女神は夜明けに囁く~小川まり奮闘記③~
私はそれを呆然と見ていて、弘美に急かされてやっと思考能力が戻ったくらいだ。
話を聞いた弘美は朝から爆笑をして、まりのお母さん好きだわ~!!とピョンピョンはねていた。
・・・元気だな、31歳。落ち着いてくれ。
展開は思ったようではなかったけど何とか泊まるところはキープしたから、今度は休みを取らなきゃならない。元々今日と明日は連休だったからいいけれど、その後2日のシフトを誰かと変わってもらわないと店に穴が開いてしまう。
そんなわけで、弘美にお礼を言って部屋を出たあと、私は勤務先の百貨店へ向かった。
今日のペアは大野さんと福田店長だったはず。遅番の福田店長を上手く捕まえられるといいけど・・・と思いながら売り場へ行くと、カウンターには福田店長がいたから驚いた。
「おはようございます。・・・あれ?今日大野さんでは?」
「あら、小川さん、おはよう」
ニコニコと笑って店長が振り返る。そして、自分の用事で早番と遅番を変わってもらったのだと教えてくれた。
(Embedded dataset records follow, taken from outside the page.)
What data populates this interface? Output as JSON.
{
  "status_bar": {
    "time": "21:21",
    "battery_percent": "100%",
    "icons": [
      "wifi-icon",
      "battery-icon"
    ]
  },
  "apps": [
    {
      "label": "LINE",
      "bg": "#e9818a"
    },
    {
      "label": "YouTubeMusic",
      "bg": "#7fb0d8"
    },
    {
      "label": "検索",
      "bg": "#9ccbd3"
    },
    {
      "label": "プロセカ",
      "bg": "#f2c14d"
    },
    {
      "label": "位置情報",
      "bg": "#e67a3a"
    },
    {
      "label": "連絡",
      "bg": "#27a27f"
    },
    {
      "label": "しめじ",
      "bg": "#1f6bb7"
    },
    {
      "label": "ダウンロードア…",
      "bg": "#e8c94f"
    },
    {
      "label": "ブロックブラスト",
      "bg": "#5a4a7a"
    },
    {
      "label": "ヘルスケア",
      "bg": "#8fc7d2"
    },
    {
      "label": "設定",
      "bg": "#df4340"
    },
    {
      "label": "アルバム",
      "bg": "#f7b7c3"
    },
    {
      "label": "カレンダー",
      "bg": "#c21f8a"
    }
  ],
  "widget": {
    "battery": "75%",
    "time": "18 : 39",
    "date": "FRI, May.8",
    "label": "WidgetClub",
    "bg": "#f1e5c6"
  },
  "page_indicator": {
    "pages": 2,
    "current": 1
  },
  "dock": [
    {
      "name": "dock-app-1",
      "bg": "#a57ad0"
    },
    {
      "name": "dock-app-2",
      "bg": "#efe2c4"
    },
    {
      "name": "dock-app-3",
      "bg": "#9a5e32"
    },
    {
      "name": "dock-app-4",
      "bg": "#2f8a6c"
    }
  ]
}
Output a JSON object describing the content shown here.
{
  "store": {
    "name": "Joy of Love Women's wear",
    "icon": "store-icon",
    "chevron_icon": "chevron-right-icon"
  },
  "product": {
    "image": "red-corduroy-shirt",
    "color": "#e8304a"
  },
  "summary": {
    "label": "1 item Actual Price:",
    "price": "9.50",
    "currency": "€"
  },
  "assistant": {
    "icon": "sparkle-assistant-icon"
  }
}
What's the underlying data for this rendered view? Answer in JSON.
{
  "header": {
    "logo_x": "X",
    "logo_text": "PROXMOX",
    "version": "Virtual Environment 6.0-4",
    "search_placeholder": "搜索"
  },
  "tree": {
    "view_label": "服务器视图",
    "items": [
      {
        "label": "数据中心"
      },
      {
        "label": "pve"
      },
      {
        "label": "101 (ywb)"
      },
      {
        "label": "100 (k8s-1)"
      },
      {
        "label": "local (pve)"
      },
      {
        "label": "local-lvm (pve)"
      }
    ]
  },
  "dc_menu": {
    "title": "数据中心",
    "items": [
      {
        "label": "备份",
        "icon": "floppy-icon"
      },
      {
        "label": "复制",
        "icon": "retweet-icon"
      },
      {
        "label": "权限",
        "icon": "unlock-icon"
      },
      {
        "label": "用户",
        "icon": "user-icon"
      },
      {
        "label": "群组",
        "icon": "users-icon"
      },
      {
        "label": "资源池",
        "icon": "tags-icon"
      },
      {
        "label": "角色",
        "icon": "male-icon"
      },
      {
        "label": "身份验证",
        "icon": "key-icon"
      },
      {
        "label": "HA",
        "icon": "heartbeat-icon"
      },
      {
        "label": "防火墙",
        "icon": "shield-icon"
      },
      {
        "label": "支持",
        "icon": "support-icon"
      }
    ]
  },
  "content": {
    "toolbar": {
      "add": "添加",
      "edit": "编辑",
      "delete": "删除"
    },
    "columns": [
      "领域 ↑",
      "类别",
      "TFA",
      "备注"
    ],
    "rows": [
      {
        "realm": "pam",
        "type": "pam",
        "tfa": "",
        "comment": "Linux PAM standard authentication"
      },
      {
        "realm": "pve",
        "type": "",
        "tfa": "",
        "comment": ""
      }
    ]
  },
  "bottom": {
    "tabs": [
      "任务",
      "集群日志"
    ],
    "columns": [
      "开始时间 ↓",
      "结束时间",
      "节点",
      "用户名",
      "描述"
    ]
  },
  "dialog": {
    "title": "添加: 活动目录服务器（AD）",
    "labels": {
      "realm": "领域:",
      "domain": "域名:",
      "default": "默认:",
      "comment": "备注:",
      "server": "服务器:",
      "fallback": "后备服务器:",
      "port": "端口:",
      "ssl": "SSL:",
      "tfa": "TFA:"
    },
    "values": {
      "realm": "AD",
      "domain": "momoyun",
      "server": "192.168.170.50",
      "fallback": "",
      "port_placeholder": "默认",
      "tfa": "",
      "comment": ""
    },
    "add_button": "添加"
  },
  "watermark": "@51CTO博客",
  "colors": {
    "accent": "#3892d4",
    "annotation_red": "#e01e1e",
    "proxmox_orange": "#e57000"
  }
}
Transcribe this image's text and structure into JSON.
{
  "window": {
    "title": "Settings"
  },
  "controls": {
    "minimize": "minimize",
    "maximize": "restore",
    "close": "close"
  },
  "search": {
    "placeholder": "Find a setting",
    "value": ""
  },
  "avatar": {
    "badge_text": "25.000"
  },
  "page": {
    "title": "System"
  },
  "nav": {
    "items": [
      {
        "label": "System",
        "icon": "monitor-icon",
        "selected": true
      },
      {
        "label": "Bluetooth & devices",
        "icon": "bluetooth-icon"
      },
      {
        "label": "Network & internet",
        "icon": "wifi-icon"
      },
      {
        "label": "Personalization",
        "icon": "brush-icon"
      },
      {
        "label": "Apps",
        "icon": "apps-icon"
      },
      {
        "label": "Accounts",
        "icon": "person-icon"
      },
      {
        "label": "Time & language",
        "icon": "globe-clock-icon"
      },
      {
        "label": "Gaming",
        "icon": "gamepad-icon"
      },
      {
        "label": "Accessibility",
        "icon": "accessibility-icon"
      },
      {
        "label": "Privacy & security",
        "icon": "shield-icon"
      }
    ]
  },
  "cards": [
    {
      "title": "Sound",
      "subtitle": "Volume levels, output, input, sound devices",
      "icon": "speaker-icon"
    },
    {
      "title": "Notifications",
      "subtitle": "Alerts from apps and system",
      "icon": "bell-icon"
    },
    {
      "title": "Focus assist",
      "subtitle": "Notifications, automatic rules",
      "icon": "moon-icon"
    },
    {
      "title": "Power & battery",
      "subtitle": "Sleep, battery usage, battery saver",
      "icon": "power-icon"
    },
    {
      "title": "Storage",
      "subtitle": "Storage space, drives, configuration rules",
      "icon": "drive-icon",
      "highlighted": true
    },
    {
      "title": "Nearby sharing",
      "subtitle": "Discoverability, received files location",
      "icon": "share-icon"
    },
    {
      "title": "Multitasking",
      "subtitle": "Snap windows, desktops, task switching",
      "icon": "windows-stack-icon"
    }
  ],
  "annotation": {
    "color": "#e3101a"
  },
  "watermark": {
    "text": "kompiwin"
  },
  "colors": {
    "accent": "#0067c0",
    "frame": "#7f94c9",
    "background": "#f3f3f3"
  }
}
「丁度よかった、店長、お話があるんです。すぐに済みます」
お茶にいくことはないから、と言うとカウンターの前に出てきてくれた店長に、妊娠のことを話す。
「それは、おめでとう!ちゃんと妊娠だったのね、こちらも安心したわ~」
微笑んで、手を握ってくれる。その優しさに疲れた心が一瞬で解けた。
「なので、予告通りにこちらにはご迷惑おかけすることになります。すみません」
私が頭を下げるのに、肩をポンポンと叩いて大丈夫よ、と話す。